Aşağıda Halkın Avukatı Adalet Şehidi Ebru Timtik’in Kardeşi Halkın Avukatı Barkın Timtik’in savunmasından bazı bölümleri yayınlıyoruz…
Ebru’nun talepleri için mücadele eden meslektaşlarım burada onları, yurt dışından gelen meslektaşlarımı selamlıyorum. Bugün Ebru’nun sözlerini dillendirmek istiyorum.
Biz siyasi sebeplerle tutukluyuz, mesleğin ifasıyla bağdaşmayan herhangi bir fiilimiz yok. Bize somut bir olay hiç yönlendirilmedi. Bu sözde davalar ile sadece özgürlüğümüz çalınmadı bizden canımız alındı. Davanın esasına dair bütün sözler Ebru tarafından söylenmiştir.
Ebru Timtik yeni bir hukukçu ve aydın kuşağının yol göstericisi olarak yaşamaya devam edecek.
Ebru şöyle diyor: 5 Nisan’ı ölüm orucuna başlamak için seçmem sadece Avukatlar Günü olmasından değil. Stajyeri olduğum Behiç Aşçı da aynı böyle bir günde adalet için ölüm orucuna başlamıştı.
Helin, türkülerini özgürce söylemek için canını verdi. Türküler susarsa halk dilsiz kalır. Ben Helin’in avukatıyım, avukatlığına devam ediyorum. Ya onun türkülerini söyleyeceğim ya da adalet için öleceğim.
Ben vekaletini aldığım yüzlerce insandan bana güvenmelerini istedim. Hak aramanın bir yolunun mutlaka bulunacağını söyledim. Hukuka aykırı delillerle mahkum edilen binlerce insan adına söylüyorum sözlerimi.

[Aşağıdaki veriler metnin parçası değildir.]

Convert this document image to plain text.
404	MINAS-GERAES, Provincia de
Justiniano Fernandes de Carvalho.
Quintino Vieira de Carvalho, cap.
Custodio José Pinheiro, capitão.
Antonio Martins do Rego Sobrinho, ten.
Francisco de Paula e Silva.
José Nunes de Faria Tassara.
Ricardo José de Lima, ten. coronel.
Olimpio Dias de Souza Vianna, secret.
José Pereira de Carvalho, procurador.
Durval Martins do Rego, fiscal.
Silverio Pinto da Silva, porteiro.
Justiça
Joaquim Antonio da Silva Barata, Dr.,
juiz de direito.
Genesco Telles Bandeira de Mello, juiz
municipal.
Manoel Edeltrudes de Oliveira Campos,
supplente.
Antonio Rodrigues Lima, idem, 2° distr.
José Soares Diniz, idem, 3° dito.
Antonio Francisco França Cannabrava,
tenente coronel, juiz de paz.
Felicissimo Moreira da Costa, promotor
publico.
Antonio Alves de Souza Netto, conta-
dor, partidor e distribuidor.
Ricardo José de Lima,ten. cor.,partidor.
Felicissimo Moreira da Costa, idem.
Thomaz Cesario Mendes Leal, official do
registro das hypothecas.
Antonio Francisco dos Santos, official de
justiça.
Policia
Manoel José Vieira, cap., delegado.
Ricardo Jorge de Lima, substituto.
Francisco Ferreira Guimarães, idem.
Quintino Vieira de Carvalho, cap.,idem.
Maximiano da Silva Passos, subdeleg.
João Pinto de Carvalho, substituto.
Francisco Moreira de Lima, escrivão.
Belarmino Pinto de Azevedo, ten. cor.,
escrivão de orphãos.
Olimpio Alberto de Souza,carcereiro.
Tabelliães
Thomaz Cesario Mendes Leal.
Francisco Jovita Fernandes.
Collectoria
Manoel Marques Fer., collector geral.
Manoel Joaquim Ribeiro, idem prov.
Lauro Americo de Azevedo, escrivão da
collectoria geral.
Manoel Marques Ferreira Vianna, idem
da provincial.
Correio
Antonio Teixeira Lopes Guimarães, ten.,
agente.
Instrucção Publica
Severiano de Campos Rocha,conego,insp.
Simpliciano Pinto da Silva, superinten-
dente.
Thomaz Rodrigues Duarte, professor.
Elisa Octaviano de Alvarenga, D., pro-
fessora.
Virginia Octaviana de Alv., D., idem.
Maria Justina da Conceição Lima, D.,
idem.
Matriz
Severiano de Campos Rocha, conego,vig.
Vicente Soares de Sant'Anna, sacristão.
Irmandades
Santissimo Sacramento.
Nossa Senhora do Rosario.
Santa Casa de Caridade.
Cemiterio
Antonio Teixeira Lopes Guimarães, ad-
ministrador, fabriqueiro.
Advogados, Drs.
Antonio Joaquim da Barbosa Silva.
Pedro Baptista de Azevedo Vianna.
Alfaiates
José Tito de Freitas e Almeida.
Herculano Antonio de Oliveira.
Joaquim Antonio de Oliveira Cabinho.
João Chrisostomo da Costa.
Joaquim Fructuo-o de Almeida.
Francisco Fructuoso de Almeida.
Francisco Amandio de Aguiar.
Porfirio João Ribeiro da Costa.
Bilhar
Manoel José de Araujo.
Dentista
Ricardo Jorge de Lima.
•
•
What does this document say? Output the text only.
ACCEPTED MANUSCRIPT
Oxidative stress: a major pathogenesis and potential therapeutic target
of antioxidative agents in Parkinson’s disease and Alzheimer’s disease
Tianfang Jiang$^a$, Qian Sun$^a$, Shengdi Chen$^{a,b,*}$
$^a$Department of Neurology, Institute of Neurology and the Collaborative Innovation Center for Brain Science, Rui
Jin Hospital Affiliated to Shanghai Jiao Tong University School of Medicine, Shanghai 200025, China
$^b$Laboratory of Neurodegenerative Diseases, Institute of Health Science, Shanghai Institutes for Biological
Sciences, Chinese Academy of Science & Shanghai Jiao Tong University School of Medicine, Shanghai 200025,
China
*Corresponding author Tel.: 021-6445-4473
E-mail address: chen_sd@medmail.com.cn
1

Halkın avukatları her koşulda hak aramaya devam eder demiştik, Helin’e destek olmak için açlık grevine başlamıştık. Helin artık yaşamıyor. Bizim değerimiz adalettir. Adalet ne bir koltuğun, sarayın, partinin adı olamaz. Adalet için ölünür.
Siyasi davalarda adil bir yargılamaya hiç tanık omadık. Bizim davamız üzerinden gösterilen pervasızlık pek az davada gösterildi. İktidar bizi kendisine tehdit olarak gördükleri listesine koymuş belli. Suriye politikasına karşı, maden politikasına karşı tavrımız bunun nedenleri.
Hiçbir mahkeme, yargılama devrimci avukatlık geleneğinin üzerine gölge düşüremez. Bu dosyada karar 27 Ağustos günü verilmiştir. Ebru’nun canıyla mühürlenmiştir.
Kamu istihdam politikası karşısında tavrımız, tasfiyecilik karşısında duruşumuz. 19 Aralık, Jitem davalarını ısrarla takip ettik, bize saldırarak avukatları geriletebileceklerini düşündüler.
İdam olsa bizi öldürecekler ve halka özellikle avukatlara umutsuzluk ve korku nesnesi yapacaklardı. Biz asla vermedik o fotoğrafı biz o insanların umut ve onur simgesi olmak isteriz kabul ederlerse.
Ölüme hevesli olduğumuz için ölüm orucu değil bu eylemin adı; adaleti, doğruluğu ölümüne savunduğumuz için adı ölüm orucu.
Hiçbir mahkeme, yargılama devrimci avukatlık geleneğinin üzerine gölge düşüremez. Bu dosyada karar 27 Ağustos günü verilmiştir. Ebru’nun canıyla mühürlenmiştir.
Mahkemeye Segbis ile tanık olarak katılan Özgür Yılmaz ve Oya Aslan da Selçuk Kozağaçlı ve Barkın Timtik’in tahliyesini istediler. İfadelerinde şöyle seslendiler:
Özgür Yılmaz: Bugün kaçma şüphesinden çok konuşuldu. Ben her zaman bu dosyanın kaçan insanı oldum. Faşizmin adaletine inanmıyorum çünkü. Ben hep kaçıyorum, kaçtığım halde kaçma şüphem yok diye tahliye edildim. Selçuk’un da başına tam tersi geliyor.
Arkadaşlarımın tahliyesini istiyorum, öfkemizi daha fazla büyütmeyin.
Oya Aslan: 5 Nisan Avukatlar Günü’nü mücadele dönüştüren bütün meslektaşlarımı kutluyorum. Tutuklu meslektaşlarımın tahliyesini talep ederim.